The Book of Exodus is always too contemporary for comfort. There has always been slavery in the world, tragically; and there are always Pharaohs.
The ‘new Pharaoh’ who arises to rule Egypt at the beginning of the book may be the world’s first famous populist. We’re told that he ‘doesn’t know Joseph’; he’s not interested in the facts of his own country’s history. Alternatively, as the Talmud suggests, he pretends not to know. It doesn’t suit his interests to acknowledge that he may be in any manner indebted to that ‘Hebrew lad’ whom his predecessor brought out of prison to save the land from famine. He’s the prototype of the ruler who denies the contributions of ‘outsiders’, all too often a first step in denying them rights, first to equality, then to residency and, at worst, to life itself.
This new Pharaoh’s first public pronouncement is that there are too many of Joseph’s people over here: ‘You have to understand’, he tells his own people, ‘that these Children of Israel are now a nation: there are lots of them and they’re more powerful than us.’ This might be thought of as Pharaoh’s ‘Rivers of Blood’ speech.
But it’s how he continues which is most interesting. ‘Havah nitchakmah lo’, he says; this is generally translated as ‘Come, let us deal wisely with them.’ But this fails to convey the full seductive power of his invitation: ‘you and I together, we’re smarter and savvier than them. We know how to deal with those people.’ It’s the way populists in every generation know how to draw out the worst in us all; the appeal to our insecurities in order to create an ‘us’ against ‘them’. It’s the manipulative allure of being considered one of the ‘clever’, not one of the losers who doesn’t get how dangerous ‘those people’ are. It’s the co-option of the little racist voice which, if we’re honest, whispers its innuendos in somewhere nervous and nasty inside most of us, into the big racist project of the leader who is the right man at the right time, who’s truly one of the people, one of us.

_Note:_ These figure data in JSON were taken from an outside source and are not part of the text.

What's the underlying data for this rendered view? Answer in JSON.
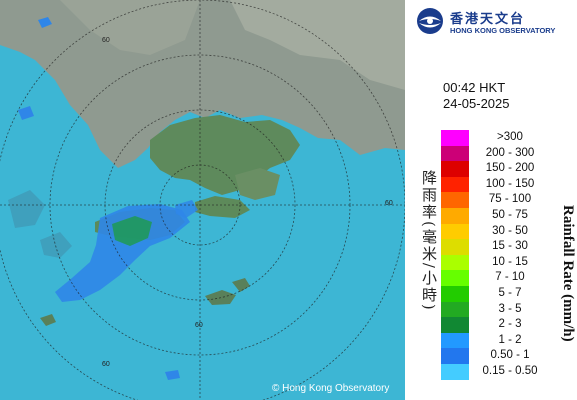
{
  "map": {
    "copyright": "© Hong Kong Observatory",
    "ring_label": "60"
  },
  "logo": {
    "zh": "香港天文台",
    "en": "HONG KONG OBSERVATORY",
    "color": "#1a3c8c"
  },
  "timestamp": {
    "time": "00:42 HKT",
    "date": "24-05-2025"
  },
  "legend": {
    "title_zh": "降雨率(毫米/小時)",
    "title_en": "Rainfall Rate (mm/h)",
    "items": [
      {
        "label": ">300",
        "color": "#ff00ff"
      },
      {
        "label": "200 - 300",
        "color": "#cc0077"
      },
      {
        "label": "150 - 200",
        "color": "#dd0000"
      },
      {
        "label": "100 - 150",
        "color": "#ff2200"
      },
      {
        "label": "75 - 100",
        "color": "#ff6600"
      },
      {
        "label": "50 - 75",
        "color": "#ffaa00"
      },
      {
        "label": "30 - 50",
        "color": "#ffcc00"
      },
      {
        "label": "15 - 30",
        "color": "#dddd00"
      },
      {
        "label": "10 - 15",
        "color": "#aaff00"
      },
      {
        "label": "7 - 10",
        "color": "#66ff00"
      },
      {
        "label": "5 - 7",
        "color": "#22cc00"
      },
      {
        "label": "3 - 5",
        "color": "#22aa22"
      },
      {
        "label": "2 - 3",
        "color": "#118833"
      },
      {
        "label": "1 - 2",
        "color": "#2299ff"
      },
      {
        "label": "0.50 - 1",
        "color": "#2277ee"
      },
      {
        "label": "0.15 - 0.50",
        "color": "#44ccff"
      }
    ]
  }
}
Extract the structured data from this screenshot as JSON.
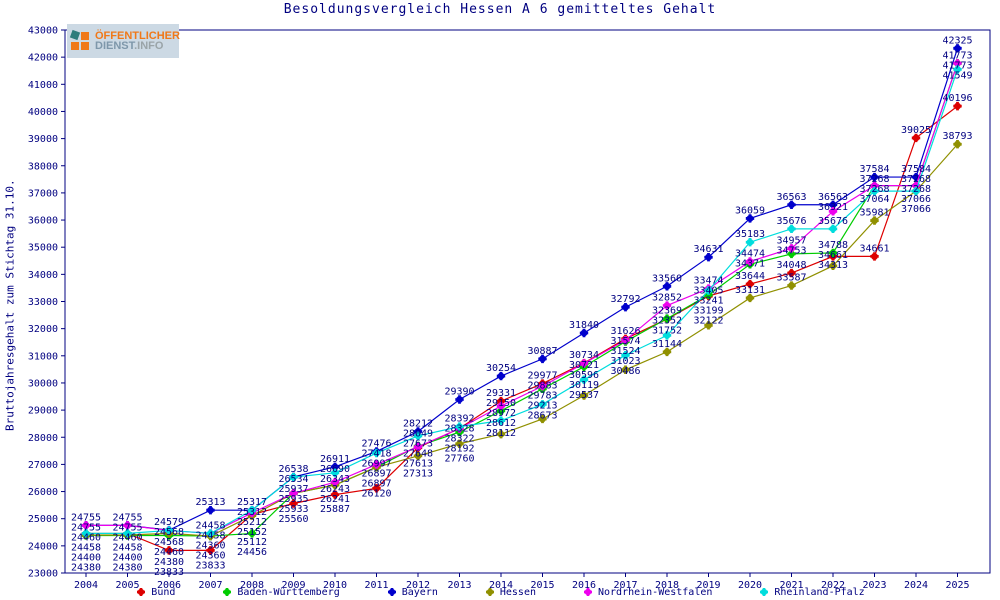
{
  "title": "Besoldungsvergleich Hessen A 6 gemitteltes Gehalt",
  "logo": {
    "line1": "ÖFFENTLICHER",
    "line2_a": "DIENST",
    "line2_b": ".INFO"
  },
  "colors": {
    "axis": "#000080",
    "text": "#000080",
    "background": "#ffffff",
    "logo_orange": "#f07818",
    "logo_gray_blue": "#7e97aa"
  },
  "chart_data": {
    "type": "line",
    "title": "Besoldungsvergleich Hessen A 6 gemitteltes Gehalt",
    "xlabel": "",
    "ylabel": "Bruttojahresgehalt zum Stichtag 31.10.",
    "x": [
      2004,
      2005,
      2006,
      2007,
      2008,
      2009,
      2010,
      2011,
      2012,
      2013,
      2014,
      2015,
      2016,
      2017,
      2018,
      2019,
      2020,
      2021,
      2022,
      2023,
      2024,
      2025
    ],
    "ylim": [
      23000,
      43000
    ],
    "ytick_step": 1000,
    "grid": false,
    "legend_position": "bottom",
    "point_labels": true,
    "series": [
      {
        "name": "Bund",
        "color": "#dd0000",
        "values": [
          24458,
          24458,
          23833,
          23833,
          25152,
          25560,
          25887,
          26120,
          27613,
          28328,
          29331,
          29977,
          30734,
          31626,
          32352,
          33199,
          33644,
          34048,
          34661,
          34661,
          39025,
          40196
        ]
      },
      {
        "name": "Baden-Württemberg",
        "color": "#00cc00",
        "values": [
          24380,
          24380,
          24380,
          24360,
          24456,
          25935,
          26241,
          26897,
          27673,
          28192,
          28972,
          29783,
          30596,
          31524,
          32369,
          33241,
          34371,
          34753,
          34788,
          37268,
          37268,
          41773
        ]
      },
      {
        "name": "Bayern",
        "color": "#0000cc",
        "values": [
          24755,
          24755,
          24579,
          25313,
          25317,
          26538,
          26911,
          27476,
          28212,
          29390,
          30254,
          30887,
          31840,
          32792,
          33560,
          34631,
          36059,
          36563,
          36563,
          37584,
          37584,
          42325
        ]
      },
      {
        "name": "Hessen",
        "color": "#909000",
        "values": [
          24400,
          24400,
          24460,
          24360,
          25112,
          25933,
          26243,
          26897,
          27313,
          27760,
          28112,
          28673,
          29537,
          30486,
          31144,
          32122,
          33131,
          33587,
          34313,
          35981,
          37066,
          38793
        ]
      },
      {
        "name": "Nordrhein-Westfalen",
        "color": "#ee00ee",
        "values": [
          24755,
          24755,
          24568,
          24458,
          25212,
          25937,
          26343,
          26997,
          27648,
          28322,
          29150,
          29883,
          30721,
          31574,
          32852,
          33474,
          34474,
          34957,
          36321,
          37268,
          37268,
          41773
        ]
      },
      {
        "name": "Rheinland-Pfalz",
        "color": "#00dddd",
        "values": [
          24460,
          24460,
          24568,
          24458,
          25312,
          26534,
          26690,
          27418,
          28049,
          28392,
          28612,
          29213,
          30119,
          31023,
          31752,
          33405,
          35183,
          35676,
          35676,
          37064,
          37066,
          41549
        ]
      }
    ]
  }
}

Nachmanides, the great thirteenth century Catalonian rabbi who was eventually forced to flee Spain to save his life, well understood what can happen when a leader legitimises the worst in human nature. He notes how Pharaoh doesn’t use his police or army to drown the Hebrew boy babies. He can rely on ordinary people to do that. They’ll stop at nothing, once the restraint of the law is removed. They’ll listen out for the sound of crying; they’ll go into the houses of their Hebrew neighbours and search; they’ll take the babies from their cots. Should any parent object, should anyone say ‘He just stole my child’, Pharaoh’s officers will say, ‘Of course it’s against the law. Just bring witnesses and we’ll settle your case.’ But no one will have seen, no one will ever have heard anything.
Pharaoh saw himself as the saviour of his country. Instead, he brings only disaster. It may take time, but gross injustice ultimately has gross consequences. ‘Are you still unable to grasp the fact that Egypt is utterly ruined’, Pharaoh’s own advisers tell him, finally voicing their frustration after the seventh of the ten plagues. In the end it is always the land itself which suffers under evil misrule, the poor, the cattle, the crops, the water, the entire ecology.
Samson Raphael Hirsch fought for equal rights for Jews in the Austro-Hungarian Empire before being called to Frankfurt, where he was rabbi of the orthodox community and lived through the unification of Germany under Bismark. Beware, he wrote in his commentary to the Torah, lest you make a person’s rights contingent on anything other than the basic fact of his or her humanity. Once you do that, you open the floodgates to all the horrors of Ancient Egypt.
In every generation we need to be wary not only of our Pharaohs, but, as the first Hasidic leader, the Ba’al Shem Tov, taught, of the little bit of Pharaoh in us all which says yes, thank you for dealing wisely.